Our rationale for a 2-stage amputation was based on the following: the aim of the first stage was to control the risk of bleeding and infection at the hand. Elbow disarticulation could be easily performed as a tourniquet could be applied to the arm. After control of infection, the second stage could be performed with the reduced risk of wound infection and breakdown.

In one series of 33 patients with high-flow AVM of the upper limb, the majority of patients were treated by surgical excision.5 However, in patients with diffuse lesions, 9 of 10 patients required major amputation despite repeated excision and reconstruction. White et al reported similar results, with 2 of 4 patients with high-flow diffuse AVM of the entire upper limb requiring amputation.4 Dickey et al also reported a 28% complication rate in all patients with high-flow lesions that underwent treatment.

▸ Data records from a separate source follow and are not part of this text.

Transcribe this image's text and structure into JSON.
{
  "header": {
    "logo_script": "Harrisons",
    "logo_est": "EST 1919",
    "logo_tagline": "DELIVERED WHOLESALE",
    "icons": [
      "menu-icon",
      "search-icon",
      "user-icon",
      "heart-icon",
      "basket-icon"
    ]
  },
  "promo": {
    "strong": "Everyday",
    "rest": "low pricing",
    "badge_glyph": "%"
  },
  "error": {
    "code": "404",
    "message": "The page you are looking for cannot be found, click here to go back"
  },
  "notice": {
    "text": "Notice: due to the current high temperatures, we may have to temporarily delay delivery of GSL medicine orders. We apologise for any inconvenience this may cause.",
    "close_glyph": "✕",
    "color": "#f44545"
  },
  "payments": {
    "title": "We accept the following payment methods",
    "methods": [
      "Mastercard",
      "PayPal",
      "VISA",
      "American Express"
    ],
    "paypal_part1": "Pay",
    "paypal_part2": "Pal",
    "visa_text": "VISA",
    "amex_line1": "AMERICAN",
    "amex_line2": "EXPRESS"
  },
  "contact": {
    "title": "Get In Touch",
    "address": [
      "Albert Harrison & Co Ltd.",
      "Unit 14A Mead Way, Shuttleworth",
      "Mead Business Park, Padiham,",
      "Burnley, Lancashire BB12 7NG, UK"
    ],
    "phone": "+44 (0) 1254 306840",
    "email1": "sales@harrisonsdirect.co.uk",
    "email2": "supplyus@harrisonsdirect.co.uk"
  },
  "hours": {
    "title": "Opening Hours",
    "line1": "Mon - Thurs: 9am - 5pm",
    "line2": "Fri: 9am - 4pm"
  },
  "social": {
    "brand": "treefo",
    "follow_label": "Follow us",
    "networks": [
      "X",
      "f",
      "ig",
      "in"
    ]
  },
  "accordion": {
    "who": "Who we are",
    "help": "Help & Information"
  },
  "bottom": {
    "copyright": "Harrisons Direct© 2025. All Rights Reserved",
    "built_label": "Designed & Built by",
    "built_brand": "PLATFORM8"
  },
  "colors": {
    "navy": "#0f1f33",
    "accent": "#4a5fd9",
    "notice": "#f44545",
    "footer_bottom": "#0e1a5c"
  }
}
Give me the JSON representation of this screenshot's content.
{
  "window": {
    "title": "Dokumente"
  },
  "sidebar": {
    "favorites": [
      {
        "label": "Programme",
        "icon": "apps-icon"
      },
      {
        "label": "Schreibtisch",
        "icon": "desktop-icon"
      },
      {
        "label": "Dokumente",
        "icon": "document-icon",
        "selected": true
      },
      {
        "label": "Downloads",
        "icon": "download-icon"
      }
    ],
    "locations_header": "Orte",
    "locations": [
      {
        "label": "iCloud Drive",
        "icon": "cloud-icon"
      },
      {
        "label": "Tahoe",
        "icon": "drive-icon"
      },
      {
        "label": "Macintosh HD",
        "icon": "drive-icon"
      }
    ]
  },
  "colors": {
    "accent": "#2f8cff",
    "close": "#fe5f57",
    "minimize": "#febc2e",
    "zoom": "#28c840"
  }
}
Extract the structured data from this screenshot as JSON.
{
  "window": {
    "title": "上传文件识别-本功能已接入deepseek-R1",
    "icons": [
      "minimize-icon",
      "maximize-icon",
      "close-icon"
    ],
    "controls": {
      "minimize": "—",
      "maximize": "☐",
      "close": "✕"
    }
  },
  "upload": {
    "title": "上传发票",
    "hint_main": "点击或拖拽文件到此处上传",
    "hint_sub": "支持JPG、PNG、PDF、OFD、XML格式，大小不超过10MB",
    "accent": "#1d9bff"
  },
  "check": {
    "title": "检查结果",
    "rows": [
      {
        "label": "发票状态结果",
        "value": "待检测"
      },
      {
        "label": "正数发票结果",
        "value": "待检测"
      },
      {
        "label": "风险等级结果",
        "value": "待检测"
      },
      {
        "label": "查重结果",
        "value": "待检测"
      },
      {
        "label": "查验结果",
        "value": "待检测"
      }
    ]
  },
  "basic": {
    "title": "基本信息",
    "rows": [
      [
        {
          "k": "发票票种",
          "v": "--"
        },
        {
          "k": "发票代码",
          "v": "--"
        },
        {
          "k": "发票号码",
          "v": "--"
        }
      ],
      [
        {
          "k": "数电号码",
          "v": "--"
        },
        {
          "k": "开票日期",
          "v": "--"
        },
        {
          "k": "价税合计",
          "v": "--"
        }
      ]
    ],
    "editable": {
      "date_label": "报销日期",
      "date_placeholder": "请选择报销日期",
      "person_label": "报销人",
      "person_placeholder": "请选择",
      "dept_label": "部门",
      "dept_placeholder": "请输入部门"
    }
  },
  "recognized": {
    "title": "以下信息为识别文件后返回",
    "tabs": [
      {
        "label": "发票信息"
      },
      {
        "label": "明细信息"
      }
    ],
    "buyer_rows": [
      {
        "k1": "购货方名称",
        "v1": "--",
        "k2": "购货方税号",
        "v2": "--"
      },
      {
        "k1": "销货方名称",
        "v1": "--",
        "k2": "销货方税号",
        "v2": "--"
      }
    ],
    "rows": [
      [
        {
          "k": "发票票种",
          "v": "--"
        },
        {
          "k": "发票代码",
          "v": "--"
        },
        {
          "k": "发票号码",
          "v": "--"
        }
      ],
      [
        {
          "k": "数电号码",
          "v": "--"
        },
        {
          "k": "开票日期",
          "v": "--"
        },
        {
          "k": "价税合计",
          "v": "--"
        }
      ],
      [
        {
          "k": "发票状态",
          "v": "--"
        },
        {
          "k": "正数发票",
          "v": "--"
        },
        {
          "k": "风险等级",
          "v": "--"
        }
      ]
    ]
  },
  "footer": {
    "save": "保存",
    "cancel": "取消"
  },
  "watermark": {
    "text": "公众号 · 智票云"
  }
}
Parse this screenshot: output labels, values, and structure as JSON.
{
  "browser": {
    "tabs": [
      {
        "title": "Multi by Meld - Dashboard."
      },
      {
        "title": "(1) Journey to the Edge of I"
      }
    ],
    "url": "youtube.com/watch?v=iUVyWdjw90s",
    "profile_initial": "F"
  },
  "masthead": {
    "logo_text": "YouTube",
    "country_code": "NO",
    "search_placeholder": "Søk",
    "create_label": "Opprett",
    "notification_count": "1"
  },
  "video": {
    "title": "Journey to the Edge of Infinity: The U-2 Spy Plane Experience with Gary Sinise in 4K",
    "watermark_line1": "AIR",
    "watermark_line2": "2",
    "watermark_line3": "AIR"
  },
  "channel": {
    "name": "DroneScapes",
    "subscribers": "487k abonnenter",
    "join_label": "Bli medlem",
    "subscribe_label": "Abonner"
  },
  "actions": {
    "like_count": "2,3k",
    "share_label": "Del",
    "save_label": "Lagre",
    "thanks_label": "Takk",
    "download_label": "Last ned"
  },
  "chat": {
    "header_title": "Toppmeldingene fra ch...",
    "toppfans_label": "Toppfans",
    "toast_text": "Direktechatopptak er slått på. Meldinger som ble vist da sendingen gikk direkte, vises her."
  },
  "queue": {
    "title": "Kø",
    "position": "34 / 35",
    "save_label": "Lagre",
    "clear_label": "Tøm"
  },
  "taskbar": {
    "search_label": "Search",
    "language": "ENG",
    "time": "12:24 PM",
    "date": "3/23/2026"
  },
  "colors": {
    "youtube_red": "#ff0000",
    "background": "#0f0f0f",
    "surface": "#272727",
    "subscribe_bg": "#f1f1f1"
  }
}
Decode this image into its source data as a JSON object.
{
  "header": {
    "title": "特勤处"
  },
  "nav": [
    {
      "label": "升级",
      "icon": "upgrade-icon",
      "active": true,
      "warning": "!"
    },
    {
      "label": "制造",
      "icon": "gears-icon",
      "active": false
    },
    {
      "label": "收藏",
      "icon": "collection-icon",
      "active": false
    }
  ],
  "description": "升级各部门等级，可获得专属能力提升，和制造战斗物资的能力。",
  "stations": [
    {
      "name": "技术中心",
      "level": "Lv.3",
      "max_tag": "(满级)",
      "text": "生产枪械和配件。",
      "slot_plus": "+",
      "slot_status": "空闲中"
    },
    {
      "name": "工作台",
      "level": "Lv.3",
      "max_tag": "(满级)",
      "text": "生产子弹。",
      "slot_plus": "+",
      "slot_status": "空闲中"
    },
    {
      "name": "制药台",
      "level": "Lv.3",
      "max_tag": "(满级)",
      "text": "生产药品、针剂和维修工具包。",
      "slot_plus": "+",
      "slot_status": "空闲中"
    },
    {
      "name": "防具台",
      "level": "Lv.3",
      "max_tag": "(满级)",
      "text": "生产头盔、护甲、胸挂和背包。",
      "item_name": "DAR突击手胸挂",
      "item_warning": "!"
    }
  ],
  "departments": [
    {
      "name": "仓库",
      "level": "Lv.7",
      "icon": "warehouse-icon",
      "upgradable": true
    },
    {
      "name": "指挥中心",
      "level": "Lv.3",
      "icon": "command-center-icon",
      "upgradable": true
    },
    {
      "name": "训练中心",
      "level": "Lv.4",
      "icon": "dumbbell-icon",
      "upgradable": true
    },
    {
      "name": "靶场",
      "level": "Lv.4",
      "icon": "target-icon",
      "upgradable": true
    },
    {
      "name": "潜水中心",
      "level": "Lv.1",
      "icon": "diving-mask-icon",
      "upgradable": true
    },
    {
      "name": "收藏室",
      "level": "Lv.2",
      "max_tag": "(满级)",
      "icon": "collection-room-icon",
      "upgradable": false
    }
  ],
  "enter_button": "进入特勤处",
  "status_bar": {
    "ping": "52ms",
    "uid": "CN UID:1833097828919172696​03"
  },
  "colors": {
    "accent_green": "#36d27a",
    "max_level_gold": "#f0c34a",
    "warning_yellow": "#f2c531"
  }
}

A multidisciplinary approach is central to the effective management of AVMs. These lesions are complex and difficult to treat. Despite advances in embolic agents and microcatheter techniques, outcomes for high-flow upper-limb AVM is far from satisfactory. For diffuse lesions that are life-threatening, amputation as the first step in the patient's rehabilitation may be appropriate. Indeed, it has been previously stated that amputation was unnecessarily delayed in such patients.5

Surgical excision must be performed in a systematic manner, involving steps to minimize the risk of uncontrollable intraoperative bleeding and postoperative complications. In this case, successful amputation was achieved using temporary transcutaneous sutures to control bleeding from skin edges, ligation of the subclavian vessels, and glenohumeral disarticulation.